The Landscape of climate finance is a comprehensive study of domestic financial flows in favor of climate and the broader energy transition in France. The study maps the flows supporting investments leading to greenhouse gas mitigation across the French economy. The principal objective of the study is to support public debate on the role and relevancy of public and private financial flows in support of climate-related investments.

The 2016 Edition looks at financial flow over the 2011-2015 period, updating the figures for financial flows found in previous editions. This edition provides provisional estimates of financial flows in 2015.

In 2014, up to €32bn of investment contributed to climate mitigation in France.

This total is made up of €12.8bn invested in energy efficiency projects, €6.5bn for the development of renewable energy production and €10.5bn for sustainable transport and network infrastructure. Investment in new and existing nuclear plants and GHG reduction outside of energy consumption (such as agriculture, forestry and industrial processes) totalled an estimated €2.1bn.

From 2011 to 2013, investment increased by €2.3bn to reach €31.9bn.

This amount remained stable in 2014 and 2015, for which total investment is estimated to reach €31.8bn. This overall stability hides variations in the different uses.
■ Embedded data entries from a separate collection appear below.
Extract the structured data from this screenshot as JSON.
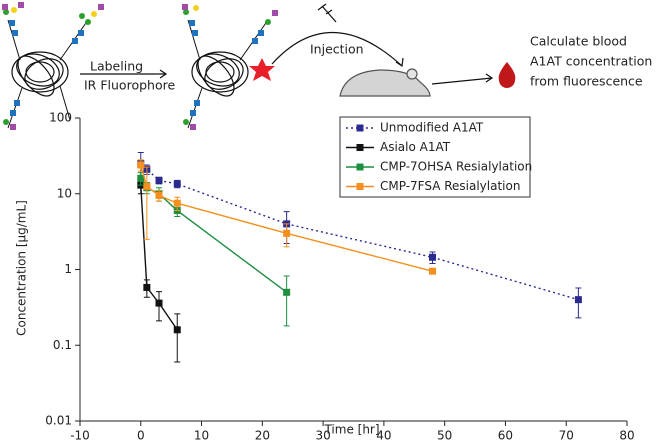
{
  "chart_data": {
    "type": "line",
    "annotations": [
      "Labeling",
      "IR Fluorophore",
      "Injection",
      "Calculate blood",
      "A1AT concentration",
      "from fluorescence"
    ],
    "x_label": "Time [hr]",
    "y_label": "Concentration [µg/mL]",
    "xlim": [
      -10,
      80
    ],
    "xticks": [
      -10,
      0,
      10,
      20,
      30,
      40,
      50,
      60,
      70,
      80
    ],
    "ylim": [
      0.01,
      100
    ],
    "yticks": [
      0.01,
      0.1,
      1,
      10,
      100
    ],
    "log_y": true,
    "series": [
      {
        "name": "Unmodified A1AT",
        "color": "#2b2b8f",
        "dashed": true,
        "x": [
          0,
          1,
          3,
          6,
          24,
          48,
          72
        ],
        "values": [
          25,
          21,
          15,
          13.5,
          4,
          1.45,
          0.4
        ],
        "errors": [
          10,
          3,
          1.5,
          1.5,
          1.8,
          0.25,
          0.17
        ]
      },
      {
        "name": "Asialo A1AT",
        "color": "#111111",
        "dashed": false,
        "x": [
          0,
          1,
          3,
          6
        ],
        "values": [
          13,
          0.58,
          0.36,
          0.16
        ],
        "errors": [
          3,
          0.15,
          0.15,
          0.1
        ]
      },
      {
        "name": "CMP-7OHSA Resialylation",
        "color": "#1f8f3f",
        "dashed": false,
        "x": [
          0,
          1,
          3,
          6,
          24
        ],
        "values": [
          16,
          12,
          10,
          6,
          0.5
        ],
        "errors": [
          3,
          2,
          2,
          1,
          0.32
        ]
      },
      {
        "name": "CMP-7FSA Resialylation",
        "color": "#f5901e",
        "dashed": false,
        "x": [
          0,
          1,
          3,
          6,
          24,
          48
        ],
        "values": [
          24,
          12.5,
          9.5,
          7.5,
          3,
          0.95
        ],
        "errors": [
          4,
          10,
          1.5,
          1.5,
          1,
          0.05
        ]
      }
    ],
    "legend": "top-right"
  }
}
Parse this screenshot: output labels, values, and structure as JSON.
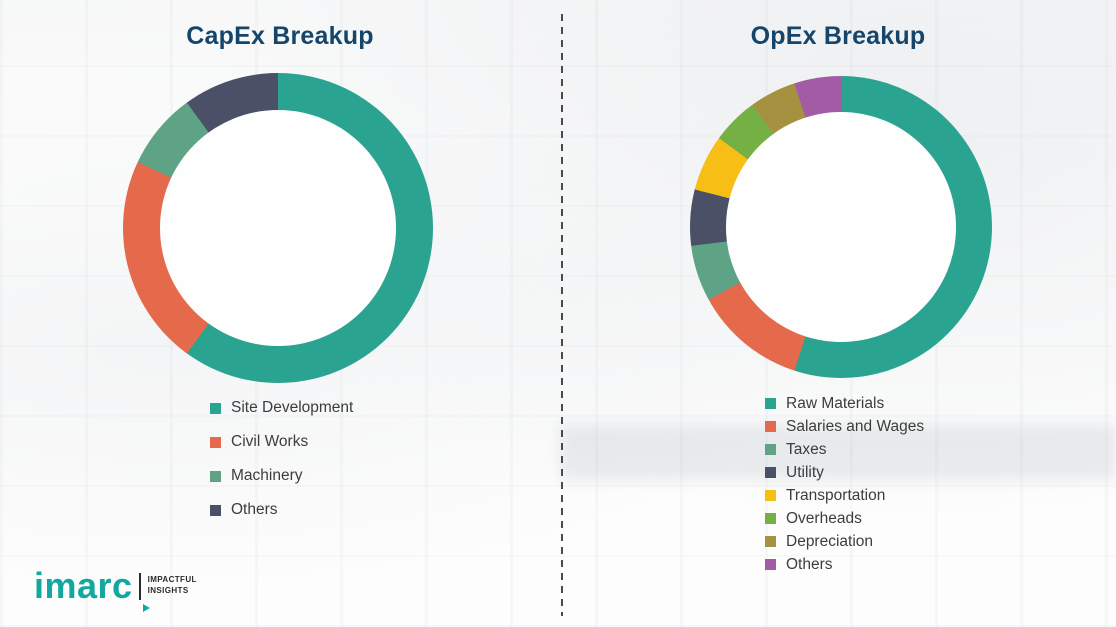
{
  "chart_data": [
    {
      "type": "pie",
      "variant": "donut",
      "title": "CapEx Breakup",
      "legend_position": "bottom",
      "hole_ratio": 0.76,
      "segments": [
        {
          "label": "Site Development",
          "value": 60,
          "color": "#2AA491"
        },
        {
          "label": "Civil Works",
          "value": 22,
          "color": "#E56A4B"
        },
        {
          "label": "Machinery",
          "value": 8,
          "color": "#5EA385"
        },
        {
          "label": "Others",
          "value": 10,
          "color": "#4A5167"
        }
      ]
    },
    {
      "type": "pie",
      "variant": "donut",
      "title": "OpEx Breakup",
      "legend_position": "bottom",
      "hole_ratio": 0.76,
      "segments": [
        {
          "label": "Raw Materials",
          "value": 55,
          "color": "#2AA491"
        },
        {
          "label": "Salaries and Wages",
          "value": 12,
          "color": "#E56A4B"
        },
        {
          "label": "Taxes",
          "value": 6,
          "color": "#5EA385"
        },
        {
          "label": "Utility",
          "value": 6,
          "color": "#4A5167"
        },
        {
          "label": "Transportation",
          "value": 6,
          "color": "#F7BE16"
        },
        {
          "label": "Overheads",
          "value": 5,
          "color": "#74B043"
        },
        {
          "label": "Depreciation",
          "value": 5,
          "color": "#A59140"
        },
        {
          "label": "Others",
          "value": 5,
          "color": "#A35BA5"
        }
      ]
    }
  ],
  "logo": {
    "brand": "imarc",
    "tagline_line1": "IMPACTFUL",
    "tagline_line2": "INSIGHTS",
    "brand_color": "#12A7A1"
  },
  "colors": {
    "title": "#15456B",
    "legend_text": "#3d3d3d",
    "divider": "#4a4a4a"
  }
}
For instance, after a 49% increase from 2011 to 2013, investment in sustainable infrastructure declined through 2014 and 2015. Meanwhile, investment in energy efficiency and renewable energy increased by 14% and 10% respectively, contributing to the overall stability of

59% of investment is made by households and private companies

As project developers, households invested €9.2bn, representing 29% of total investment in favour of climate mitigation in 2014. Most of this investment was made in the building sector. To finance their investments, households primarily used their own equity (€4.2bn) and commercial debt (€2.3bn). They benefitted from €2.1bn of public grants and subsidies.

Private companies, including special purpose vehicles (SPVs) invested €9.6bn or 30% of total investment in favour of climate mitigation in 2014. Their investment went primarily in centralized energy production and networks, including €3.5bn invested in renewable power generation. Companies financed this investment at the project-level or at the company’s balance-sheet level, using €5.6bn of commercial debt and €2.1 of equity and own funds.

Public project developers, such as central and local governments, public housing operators and infrastructure managers invested €13bn in 2014. They financed their investment principally through grants and transfers from other public institutions, totalling up to €6.4bn. Public housing offices also benefitted from low-interest debt emitted by public financial institutions such as Caisse des Dépôts, totalled €1.3bn in 2014.